Positional Audio in Grounded via Mumble

Sat May 25 '24

Mumble is free and open source voice chat software. It’s appealing for video gaming in particular because it has low overhead, low latency, and good quality audio for speech. It also has a feature called positional audio, which makes it possible for people in the same call to sound like they’re in different places around you. So if you’re wearing headphones, or have some kind of multi-channel audio system, one friend might be louder to your left side and another to your right. If you connect that to whatever computer game you’re playing together, it’s a very cool effect where your friend’s voices are coming from their characters in the game.

Last year I played a game called Grounded with a friend. It’s a Honey, I Shrunk the Kids game where you play as a bug-sized kid, lost in a backyard, trying to figure out how you got there and how to unshrink yourself.

In a test of my friend’s patience, I spent a good chunk of time in-game – time meant for playing together – trying to write a small program that would link the game to Mumble. This way, while we were in our voice chat, our voices would sound as if coming from our characters in game. If my friend was in front of me, they would sound like it. If I turned around, they’d sound behind me. If they ran off to go fight bugs, leaving me to my own diversions, they’d sound further away.

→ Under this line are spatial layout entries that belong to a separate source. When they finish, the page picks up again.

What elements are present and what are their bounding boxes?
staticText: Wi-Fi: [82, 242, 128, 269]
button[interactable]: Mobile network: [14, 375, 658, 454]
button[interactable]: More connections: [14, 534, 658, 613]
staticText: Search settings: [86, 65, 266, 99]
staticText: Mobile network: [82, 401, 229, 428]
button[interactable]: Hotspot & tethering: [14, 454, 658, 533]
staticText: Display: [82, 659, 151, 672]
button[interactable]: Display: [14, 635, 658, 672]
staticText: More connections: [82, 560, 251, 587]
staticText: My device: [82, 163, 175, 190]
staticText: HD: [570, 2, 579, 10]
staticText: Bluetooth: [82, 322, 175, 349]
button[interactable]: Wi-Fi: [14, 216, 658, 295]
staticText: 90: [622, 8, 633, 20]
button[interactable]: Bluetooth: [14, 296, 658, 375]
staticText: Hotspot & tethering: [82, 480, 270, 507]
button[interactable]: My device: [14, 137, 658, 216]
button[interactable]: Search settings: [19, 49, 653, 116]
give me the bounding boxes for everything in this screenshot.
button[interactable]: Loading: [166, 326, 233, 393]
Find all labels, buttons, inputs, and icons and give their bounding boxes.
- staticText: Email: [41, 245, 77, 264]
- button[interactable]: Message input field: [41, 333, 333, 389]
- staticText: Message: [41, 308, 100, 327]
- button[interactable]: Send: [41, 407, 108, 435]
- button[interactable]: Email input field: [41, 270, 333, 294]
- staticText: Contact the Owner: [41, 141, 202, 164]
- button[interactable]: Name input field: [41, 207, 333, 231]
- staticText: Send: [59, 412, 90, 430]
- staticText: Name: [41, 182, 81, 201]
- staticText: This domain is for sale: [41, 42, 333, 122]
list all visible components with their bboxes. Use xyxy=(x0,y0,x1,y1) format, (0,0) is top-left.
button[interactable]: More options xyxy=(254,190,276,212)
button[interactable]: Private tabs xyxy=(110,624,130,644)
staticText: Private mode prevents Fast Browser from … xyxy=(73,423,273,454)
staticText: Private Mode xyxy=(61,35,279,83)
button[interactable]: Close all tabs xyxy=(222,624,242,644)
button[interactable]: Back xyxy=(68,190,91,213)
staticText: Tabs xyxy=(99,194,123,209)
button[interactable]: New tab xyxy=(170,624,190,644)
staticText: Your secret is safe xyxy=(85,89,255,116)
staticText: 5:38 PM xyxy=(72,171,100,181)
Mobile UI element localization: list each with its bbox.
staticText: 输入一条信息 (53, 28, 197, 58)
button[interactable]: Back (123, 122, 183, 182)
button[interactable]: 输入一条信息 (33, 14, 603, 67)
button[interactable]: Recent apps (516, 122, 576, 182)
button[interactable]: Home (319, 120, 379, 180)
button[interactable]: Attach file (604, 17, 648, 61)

To do this, Mumble needs to know where you are in the game world, where you’re facing, and where everyone else is. It has plugins that load up when a game starts and will read the game memory to get that information. But there isn’t a plugin for Grounded. Alternatively, it has a Link Plugin for games with built-in support for Mumble to connect to Mumble on their own and send this information.

Mumble has a good bit of documentation for its Link Plugin. So I started from that and wrote a super simple program that would read memory from Grounded and send the player’s positional information to Mumble over this Link Plugin. The program only has to read information about the current player. Mumble handles everything else by transmitting each player’s own position along with their voice.

So when my friend talks, the program running on his computer has told Mumble where he is in the game world. On my computer, Mumble receives his voice and position in the game world and makes that audio positional by using my position & direction in-game from the program running on my computer. Both positions are using the same coordinate system and we’re both in the same world, so even though his was collected on his machine and sent to mine, the numbers match up and everything works. So both of us need to be running the program for it to function; but the program is fairly simple because Mumble is doing most of the work.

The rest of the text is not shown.